Similar troubling arguments have been made about today's fight - somehow the Air Force had won its war (the air campaigns in Afghanistan and Iraq) and we are just waiting for the Army to finish its job on the ground. Some take the argument a step further, saying that the Air Force should be back to "Ops Normal" while the Army engages in the tedious, dangerous, but necessary tasks of peace enforcement and nation-building. According to these airpower-"firsters," clearing out insurgents and building schools are not air component tasks because they are not part of our core competency. Yet, saying "that's not my job" is not in the spirit of team play, especially when part of our team is still decisively engaged. We cannot say that as individual Airmen, and we cannot think that as an air service. Aside from their proximity to the sites, the U.S. Army is no more capable of building schools than any other service; we all have engineer capabilities, after all.
We cannot divide war into parochial contributions and consider those independently.
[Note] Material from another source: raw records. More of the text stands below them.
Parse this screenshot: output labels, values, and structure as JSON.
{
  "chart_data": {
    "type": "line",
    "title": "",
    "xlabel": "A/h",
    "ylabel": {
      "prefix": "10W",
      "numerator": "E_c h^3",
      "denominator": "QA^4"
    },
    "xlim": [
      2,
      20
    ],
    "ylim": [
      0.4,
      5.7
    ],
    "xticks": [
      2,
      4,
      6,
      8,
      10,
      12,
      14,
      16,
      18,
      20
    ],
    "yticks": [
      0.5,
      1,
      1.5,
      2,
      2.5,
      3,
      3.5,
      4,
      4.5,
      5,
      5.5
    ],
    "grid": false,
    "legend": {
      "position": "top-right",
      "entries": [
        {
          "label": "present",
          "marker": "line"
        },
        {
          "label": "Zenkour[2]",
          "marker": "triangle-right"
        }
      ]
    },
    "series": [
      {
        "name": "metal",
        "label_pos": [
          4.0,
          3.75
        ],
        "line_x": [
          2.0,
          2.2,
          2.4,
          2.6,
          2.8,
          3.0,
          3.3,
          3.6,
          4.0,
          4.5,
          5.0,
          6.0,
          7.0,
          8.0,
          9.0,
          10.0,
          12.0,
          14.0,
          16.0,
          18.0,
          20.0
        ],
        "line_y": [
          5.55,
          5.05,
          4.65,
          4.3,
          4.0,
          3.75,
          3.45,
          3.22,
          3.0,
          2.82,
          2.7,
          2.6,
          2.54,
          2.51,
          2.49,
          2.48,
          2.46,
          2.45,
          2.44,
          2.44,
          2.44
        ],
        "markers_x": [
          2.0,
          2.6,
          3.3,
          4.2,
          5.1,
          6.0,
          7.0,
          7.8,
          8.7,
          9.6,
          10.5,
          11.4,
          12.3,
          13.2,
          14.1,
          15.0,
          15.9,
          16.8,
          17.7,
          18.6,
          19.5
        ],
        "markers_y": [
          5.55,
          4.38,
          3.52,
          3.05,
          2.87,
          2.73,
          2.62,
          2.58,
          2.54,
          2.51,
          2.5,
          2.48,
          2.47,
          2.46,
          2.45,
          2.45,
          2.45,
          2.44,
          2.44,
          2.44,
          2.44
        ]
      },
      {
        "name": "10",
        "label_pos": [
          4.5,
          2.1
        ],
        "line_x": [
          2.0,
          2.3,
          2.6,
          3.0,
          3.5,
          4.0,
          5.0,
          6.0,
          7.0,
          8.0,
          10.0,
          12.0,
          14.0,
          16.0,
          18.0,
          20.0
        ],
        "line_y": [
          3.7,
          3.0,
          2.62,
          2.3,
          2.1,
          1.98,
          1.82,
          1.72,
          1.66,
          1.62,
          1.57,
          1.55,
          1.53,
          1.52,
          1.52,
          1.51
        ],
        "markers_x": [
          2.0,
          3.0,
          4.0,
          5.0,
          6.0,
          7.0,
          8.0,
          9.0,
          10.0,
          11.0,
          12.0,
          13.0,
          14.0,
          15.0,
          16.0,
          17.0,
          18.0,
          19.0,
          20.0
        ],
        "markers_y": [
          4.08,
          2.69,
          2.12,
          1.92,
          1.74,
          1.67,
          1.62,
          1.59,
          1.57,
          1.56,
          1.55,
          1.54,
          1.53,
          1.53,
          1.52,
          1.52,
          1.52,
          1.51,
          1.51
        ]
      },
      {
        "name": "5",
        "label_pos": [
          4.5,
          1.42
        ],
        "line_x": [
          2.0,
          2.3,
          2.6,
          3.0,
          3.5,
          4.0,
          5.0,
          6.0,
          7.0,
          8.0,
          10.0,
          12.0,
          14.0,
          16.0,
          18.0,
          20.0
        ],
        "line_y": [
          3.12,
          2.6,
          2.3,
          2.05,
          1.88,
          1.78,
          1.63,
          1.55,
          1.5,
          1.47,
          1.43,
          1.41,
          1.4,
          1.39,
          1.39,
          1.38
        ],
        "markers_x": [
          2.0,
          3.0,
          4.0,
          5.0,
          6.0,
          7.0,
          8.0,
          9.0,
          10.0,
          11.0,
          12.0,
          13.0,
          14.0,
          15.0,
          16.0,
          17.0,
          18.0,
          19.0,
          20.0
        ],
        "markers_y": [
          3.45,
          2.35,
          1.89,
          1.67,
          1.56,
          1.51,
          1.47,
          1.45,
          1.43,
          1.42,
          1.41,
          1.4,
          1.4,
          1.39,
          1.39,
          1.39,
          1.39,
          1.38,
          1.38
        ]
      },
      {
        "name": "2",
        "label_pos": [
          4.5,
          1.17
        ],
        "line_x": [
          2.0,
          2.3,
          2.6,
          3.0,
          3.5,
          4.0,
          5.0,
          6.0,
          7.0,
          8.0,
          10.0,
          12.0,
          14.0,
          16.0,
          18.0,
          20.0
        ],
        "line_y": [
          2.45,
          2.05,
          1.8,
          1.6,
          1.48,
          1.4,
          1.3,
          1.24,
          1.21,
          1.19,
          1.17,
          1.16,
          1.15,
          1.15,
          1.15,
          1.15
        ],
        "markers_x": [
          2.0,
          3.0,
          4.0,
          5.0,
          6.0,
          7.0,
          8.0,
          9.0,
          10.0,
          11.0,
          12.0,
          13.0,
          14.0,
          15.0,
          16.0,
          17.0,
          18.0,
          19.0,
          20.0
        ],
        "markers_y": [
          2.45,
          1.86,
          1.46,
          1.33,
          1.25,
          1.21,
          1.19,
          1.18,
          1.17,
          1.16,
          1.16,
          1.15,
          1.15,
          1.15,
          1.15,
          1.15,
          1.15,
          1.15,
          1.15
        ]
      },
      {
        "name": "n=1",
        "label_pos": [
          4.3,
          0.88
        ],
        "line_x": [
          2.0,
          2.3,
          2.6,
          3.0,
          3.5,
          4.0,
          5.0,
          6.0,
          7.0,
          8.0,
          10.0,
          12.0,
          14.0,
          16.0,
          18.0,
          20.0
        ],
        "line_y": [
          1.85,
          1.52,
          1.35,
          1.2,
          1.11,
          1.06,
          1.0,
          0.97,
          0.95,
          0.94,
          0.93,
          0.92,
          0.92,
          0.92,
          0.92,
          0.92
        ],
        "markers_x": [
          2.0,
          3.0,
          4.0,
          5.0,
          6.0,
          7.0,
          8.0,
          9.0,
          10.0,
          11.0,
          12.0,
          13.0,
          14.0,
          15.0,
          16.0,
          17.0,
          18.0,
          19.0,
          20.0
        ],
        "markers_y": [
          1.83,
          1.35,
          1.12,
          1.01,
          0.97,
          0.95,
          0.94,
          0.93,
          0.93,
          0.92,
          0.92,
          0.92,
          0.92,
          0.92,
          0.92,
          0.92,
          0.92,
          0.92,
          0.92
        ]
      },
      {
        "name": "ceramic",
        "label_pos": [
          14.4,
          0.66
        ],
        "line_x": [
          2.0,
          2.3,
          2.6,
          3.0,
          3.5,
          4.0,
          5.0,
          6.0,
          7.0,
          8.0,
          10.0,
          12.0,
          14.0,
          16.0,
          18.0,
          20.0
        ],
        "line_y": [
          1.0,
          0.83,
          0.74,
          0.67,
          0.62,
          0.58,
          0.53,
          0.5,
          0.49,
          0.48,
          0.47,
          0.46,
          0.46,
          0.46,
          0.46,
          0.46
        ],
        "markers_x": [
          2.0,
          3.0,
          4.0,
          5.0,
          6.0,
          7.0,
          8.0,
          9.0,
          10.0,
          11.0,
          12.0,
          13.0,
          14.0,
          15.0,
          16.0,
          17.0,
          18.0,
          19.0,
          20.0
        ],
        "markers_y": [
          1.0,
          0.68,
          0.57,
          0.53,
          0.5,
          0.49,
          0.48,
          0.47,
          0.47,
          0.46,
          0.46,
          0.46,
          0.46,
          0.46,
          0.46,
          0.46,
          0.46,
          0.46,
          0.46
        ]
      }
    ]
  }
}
As Airmen, we cannot proclaim that we have won our "air war," and now it's time for the other services to win the "ground war." These operations are interdependent and all three services rely on each other to be successful. We are in this together; the air campaign is not won until the war is won.
So I ask again, when was the last time you did a bit of self-reflection and saw more than just you and your aircrew flying around the world? When was the last time you considered your larger role in these conflicts? As we close out the tenth year of this long war, let us not forget that we are part of a bigger team - a team that will fall and rise together.